The agent orchestrates this loop by reading tool descriptions, not by following hardcoded logic. You described the methodology, Claude Code built the implementation, and the agent will use the descriptions to call the right tool at the right time.
Try With AI
Exercise 1: Test All Three Stages
Walk through one complete PRIMM-Lite cycle by calling generate_guidance at each stage:
Call generate_guidance three times for the same chapter content:
1. Learner in "predict" stage, confidence 0.5
2. Learner in "run" stage, confidence 0.5
3. Learner in "investigate" stage, confidence 0.5
Show me all three responses side by side so I can compare them.
What you are learning: Each stage should produce a qualitatively different response. Predict asks for a prediction. Run reveals the answer and asks for comparison. Investigate probes deeper. If the three responses look similar, the tool's stage handling needs steering.
Exercise 2: Confidence Boundaries
Test what happens at extreme confidence values:
Call generate_guidance twice for the same chapter and stage (predict):
1. Learner confidence at 0.1 (struggling)
2. Learner confidence at 0.9 (confident)
How do the prompts differ? Should they differ?
What you are learning: A learner at 0.1 confidence needs simpler, more supportive prompts than one at 0.9. If the tool produces identical prompts regardless of confidence, you may want to steer Claude Code to add confidence-aware difficulty scaling.
Exercise 3: Edge Case Responses
Test assess_response with responses that are technically correct but miss the point:
Call assess_response for the "investigate" stage with expected concepts
"loop iteration" and "range function". Use this answer:
"The code runs and gives output"
What confidence_delta does it return? Now try:
"The for loop runs 5 times because range(5) generates 0,1,2,3,4
and the loop variable takes each value in sequence"
Compare the two deltas and the feedback text.
What you are learning: The quality gap between a vague answer and a specific one should produce a meaningful difference in confidence_delta. If both answers return similar scores, the assessment logic is too generous and needs tighter criteria.
James called generate_guidance with a learner in the predict stage. The response came back: a code snippet with the question "What do you think this will print?"
"It teaches instead of dumping." He grinned. "At the warehouse, the new hires who predicted first always learned the safety protocols faster. Something about committing to an answer before you see the result."

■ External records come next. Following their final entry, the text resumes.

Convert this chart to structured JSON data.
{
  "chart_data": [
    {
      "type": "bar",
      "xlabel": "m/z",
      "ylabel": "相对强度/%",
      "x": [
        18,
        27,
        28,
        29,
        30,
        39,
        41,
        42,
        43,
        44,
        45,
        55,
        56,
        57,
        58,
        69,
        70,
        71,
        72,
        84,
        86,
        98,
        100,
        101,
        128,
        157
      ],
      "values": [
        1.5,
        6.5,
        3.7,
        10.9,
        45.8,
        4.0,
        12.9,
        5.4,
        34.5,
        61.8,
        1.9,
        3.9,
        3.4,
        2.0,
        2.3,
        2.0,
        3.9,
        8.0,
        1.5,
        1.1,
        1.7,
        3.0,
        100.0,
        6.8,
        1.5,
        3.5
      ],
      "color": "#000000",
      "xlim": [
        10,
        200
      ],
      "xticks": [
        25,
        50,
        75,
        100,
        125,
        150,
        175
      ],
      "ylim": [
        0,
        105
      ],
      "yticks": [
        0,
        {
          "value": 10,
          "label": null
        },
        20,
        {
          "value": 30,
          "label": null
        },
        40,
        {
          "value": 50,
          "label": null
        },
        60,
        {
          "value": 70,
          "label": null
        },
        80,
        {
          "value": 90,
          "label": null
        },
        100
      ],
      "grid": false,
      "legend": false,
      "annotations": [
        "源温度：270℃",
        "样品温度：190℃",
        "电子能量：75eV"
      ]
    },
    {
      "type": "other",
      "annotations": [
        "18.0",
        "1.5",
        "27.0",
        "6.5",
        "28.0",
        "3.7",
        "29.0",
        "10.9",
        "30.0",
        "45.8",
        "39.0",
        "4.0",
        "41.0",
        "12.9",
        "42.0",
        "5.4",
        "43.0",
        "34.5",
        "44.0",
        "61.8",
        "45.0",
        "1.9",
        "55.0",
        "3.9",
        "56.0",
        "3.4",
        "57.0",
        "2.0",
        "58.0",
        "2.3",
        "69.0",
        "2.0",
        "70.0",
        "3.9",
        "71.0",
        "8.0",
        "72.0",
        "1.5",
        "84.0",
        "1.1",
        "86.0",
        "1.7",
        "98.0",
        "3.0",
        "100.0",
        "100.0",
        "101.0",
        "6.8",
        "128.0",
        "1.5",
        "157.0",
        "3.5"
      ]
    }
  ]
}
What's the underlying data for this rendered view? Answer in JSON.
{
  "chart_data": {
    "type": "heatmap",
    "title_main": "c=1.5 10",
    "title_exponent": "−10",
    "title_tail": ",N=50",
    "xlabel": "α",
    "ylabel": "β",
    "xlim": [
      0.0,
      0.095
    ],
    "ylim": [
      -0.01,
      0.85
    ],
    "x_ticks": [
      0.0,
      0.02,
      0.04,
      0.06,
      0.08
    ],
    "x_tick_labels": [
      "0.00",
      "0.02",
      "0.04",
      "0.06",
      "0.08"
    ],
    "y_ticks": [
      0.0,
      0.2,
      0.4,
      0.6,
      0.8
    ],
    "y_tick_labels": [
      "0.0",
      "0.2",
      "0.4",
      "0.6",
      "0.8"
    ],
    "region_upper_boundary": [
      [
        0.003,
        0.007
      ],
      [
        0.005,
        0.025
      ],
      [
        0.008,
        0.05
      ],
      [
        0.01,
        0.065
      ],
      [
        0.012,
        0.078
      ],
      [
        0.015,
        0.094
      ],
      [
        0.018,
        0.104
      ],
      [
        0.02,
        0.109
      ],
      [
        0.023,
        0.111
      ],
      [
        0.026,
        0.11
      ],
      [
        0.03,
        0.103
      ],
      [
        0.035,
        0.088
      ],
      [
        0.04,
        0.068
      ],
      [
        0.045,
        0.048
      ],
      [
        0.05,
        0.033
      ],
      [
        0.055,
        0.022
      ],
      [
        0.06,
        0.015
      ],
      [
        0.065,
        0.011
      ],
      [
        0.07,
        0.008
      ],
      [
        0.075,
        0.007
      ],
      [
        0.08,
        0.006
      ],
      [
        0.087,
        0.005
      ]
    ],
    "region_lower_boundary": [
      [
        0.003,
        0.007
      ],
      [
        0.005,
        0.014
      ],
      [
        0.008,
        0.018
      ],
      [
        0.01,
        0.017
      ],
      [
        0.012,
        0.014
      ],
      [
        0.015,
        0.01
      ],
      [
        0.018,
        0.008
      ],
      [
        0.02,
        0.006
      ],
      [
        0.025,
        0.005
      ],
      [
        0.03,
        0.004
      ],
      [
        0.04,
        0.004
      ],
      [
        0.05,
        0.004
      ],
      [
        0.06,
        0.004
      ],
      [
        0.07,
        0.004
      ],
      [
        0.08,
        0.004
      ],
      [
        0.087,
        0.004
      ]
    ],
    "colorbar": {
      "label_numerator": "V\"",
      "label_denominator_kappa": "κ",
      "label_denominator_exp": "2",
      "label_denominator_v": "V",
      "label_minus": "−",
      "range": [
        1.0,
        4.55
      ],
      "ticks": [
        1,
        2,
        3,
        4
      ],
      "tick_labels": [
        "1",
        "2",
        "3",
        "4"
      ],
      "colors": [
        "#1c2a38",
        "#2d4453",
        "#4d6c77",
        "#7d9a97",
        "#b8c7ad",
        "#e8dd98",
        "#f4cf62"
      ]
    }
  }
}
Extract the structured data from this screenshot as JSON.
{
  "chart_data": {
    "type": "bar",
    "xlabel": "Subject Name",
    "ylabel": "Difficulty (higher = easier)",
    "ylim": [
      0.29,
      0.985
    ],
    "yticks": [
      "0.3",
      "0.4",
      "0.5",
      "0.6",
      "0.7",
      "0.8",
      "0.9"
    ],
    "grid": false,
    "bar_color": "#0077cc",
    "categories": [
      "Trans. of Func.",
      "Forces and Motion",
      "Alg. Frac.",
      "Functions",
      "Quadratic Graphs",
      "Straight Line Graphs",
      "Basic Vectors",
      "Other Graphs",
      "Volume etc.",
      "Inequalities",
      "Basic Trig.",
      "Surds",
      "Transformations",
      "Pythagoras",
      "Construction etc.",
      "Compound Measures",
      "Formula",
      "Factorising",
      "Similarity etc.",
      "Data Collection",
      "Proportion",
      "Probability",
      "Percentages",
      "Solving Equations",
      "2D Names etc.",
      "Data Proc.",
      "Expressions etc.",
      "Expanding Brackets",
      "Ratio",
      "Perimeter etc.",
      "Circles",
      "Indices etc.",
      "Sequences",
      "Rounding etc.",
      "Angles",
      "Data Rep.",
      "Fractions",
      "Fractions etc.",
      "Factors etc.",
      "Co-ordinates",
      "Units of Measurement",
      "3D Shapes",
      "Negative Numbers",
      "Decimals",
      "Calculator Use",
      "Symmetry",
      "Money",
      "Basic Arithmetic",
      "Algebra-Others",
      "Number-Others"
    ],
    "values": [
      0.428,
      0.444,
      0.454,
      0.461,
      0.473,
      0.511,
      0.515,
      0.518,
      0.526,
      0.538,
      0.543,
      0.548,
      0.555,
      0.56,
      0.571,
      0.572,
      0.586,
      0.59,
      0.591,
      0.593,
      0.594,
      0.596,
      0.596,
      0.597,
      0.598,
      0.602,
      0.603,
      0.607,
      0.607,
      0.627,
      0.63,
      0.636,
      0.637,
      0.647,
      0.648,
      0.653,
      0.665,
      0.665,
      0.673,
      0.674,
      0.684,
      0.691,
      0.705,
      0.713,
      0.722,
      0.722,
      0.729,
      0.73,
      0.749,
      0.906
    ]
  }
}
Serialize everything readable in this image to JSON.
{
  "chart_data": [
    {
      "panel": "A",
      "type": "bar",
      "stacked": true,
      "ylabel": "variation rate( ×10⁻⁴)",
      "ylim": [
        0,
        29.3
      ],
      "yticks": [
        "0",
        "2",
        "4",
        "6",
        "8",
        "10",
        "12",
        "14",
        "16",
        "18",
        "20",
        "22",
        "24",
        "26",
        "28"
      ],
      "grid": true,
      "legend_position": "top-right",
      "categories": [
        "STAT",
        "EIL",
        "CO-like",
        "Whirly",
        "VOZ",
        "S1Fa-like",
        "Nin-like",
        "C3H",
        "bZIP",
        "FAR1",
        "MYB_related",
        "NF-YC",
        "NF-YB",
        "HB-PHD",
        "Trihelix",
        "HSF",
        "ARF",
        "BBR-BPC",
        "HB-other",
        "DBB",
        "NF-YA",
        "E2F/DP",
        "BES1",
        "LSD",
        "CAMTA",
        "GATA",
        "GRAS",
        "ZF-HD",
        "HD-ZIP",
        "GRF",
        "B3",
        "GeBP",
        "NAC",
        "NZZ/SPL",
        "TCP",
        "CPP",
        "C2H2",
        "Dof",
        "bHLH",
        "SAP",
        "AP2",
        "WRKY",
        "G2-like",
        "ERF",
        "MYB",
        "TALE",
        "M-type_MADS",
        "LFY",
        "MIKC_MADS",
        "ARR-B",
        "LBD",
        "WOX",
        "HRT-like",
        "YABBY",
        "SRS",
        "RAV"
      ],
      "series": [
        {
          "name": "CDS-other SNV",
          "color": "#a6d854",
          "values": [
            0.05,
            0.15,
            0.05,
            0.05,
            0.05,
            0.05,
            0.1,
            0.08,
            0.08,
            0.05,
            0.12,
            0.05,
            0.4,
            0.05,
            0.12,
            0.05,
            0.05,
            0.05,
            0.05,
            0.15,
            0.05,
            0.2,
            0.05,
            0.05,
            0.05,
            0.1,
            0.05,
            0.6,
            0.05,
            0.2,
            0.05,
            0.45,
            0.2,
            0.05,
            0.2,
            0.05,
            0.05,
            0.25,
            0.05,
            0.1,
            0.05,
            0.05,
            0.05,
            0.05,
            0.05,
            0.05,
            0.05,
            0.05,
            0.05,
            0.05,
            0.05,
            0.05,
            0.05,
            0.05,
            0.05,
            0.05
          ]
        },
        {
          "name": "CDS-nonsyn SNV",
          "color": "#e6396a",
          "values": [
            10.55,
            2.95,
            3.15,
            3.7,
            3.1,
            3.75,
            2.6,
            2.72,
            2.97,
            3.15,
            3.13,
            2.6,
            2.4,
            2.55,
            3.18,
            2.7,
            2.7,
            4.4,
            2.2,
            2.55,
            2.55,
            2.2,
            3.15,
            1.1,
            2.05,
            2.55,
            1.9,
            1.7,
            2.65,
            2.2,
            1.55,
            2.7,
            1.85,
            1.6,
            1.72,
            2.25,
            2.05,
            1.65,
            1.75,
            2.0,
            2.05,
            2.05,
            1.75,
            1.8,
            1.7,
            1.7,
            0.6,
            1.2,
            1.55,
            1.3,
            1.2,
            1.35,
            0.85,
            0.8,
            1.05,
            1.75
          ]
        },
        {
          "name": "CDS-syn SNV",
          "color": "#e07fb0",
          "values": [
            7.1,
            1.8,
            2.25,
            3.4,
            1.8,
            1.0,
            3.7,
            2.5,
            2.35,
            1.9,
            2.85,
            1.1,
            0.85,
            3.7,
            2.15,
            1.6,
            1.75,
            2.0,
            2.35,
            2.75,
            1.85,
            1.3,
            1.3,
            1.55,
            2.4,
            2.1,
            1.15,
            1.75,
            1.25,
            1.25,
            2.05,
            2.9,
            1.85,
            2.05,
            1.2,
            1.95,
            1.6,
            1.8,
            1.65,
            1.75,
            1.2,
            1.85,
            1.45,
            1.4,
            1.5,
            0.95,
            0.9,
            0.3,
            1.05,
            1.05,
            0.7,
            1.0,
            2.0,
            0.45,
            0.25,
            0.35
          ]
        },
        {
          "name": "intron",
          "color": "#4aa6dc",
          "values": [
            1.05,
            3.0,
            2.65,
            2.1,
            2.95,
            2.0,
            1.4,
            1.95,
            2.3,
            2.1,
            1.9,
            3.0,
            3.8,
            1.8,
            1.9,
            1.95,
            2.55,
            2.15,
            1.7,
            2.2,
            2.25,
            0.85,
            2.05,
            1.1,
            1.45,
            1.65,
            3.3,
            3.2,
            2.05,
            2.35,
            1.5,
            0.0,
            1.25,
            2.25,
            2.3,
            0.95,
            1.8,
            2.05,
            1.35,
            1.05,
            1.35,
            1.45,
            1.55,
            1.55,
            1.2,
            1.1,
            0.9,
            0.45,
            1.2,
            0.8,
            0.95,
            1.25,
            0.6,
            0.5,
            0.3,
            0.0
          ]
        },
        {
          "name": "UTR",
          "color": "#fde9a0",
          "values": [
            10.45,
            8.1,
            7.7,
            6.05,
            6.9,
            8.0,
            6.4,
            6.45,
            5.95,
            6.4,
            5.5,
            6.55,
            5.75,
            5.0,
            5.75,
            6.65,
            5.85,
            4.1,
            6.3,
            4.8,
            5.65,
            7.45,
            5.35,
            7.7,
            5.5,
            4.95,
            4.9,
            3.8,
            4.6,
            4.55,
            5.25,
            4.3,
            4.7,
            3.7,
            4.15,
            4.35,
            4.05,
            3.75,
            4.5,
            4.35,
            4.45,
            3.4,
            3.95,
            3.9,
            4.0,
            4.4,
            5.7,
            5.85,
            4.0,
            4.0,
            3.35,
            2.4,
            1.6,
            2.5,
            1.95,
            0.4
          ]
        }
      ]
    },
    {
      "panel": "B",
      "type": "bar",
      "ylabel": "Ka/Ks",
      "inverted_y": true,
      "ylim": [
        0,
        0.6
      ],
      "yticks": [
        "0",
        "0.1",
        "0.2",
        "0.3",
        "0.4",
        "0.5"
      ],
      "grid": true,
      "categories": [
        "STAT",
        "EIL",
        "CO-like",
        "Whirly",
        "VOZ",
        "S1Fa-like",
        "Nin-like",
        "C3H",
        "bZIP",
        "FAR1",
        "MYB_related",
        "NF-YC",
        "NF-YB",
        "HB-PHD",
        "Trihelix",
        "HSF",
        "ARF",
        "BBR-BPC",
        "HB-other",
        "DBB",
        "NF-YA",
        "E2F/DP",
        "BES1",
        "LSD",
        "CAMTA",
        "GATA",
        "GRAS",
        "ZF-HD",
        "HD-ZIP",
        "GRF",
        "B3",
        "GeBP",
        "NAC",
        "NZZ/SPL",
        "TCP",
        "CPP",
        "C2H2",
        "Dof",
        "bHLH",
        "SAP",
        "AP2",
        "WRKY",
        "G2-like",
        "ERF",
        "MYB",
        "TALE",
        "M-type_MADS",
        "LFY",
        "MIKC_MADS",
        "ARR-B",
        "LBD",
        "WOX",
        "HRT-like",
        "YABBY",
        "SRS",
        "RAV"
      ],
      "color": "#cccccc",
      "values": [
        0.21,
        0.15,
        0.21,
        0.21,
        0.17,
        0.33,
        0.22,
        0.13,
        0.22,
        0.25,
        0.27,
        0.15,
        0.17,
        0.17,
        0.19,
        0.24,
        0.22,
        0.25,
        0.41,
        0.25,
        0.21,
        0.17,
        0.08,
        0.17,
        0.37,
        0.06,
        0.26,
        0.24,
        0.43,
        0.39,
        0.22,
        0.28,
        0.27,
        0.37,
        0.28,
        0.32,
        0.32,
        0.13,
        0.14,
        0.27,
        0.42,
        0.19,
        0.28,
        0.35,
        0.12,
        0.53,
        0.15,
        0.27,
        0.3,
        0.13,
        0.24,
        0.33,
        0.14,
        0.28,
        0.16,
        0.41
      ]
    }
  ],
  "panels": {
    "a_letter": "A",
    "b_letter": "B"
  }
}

Emma nodded. "That commitment is the whole trick. Predict forces the learner to engage before they can passively scroll." She paused. "I shipped a tutor once without any pedagogical framework. Just search and display. Users said it was a search engine with extra steps. We bolted PRIMM onto it in a weekend and retention tripled." She shrugged. "Should have done it from the start."
"So we have state tools, content tools, and now pedagogy tools." James counted on his fingers. "What is left?"
"Two more. A way to run code and a way to get paid." Emma pointed at his screen. "Lesson 6."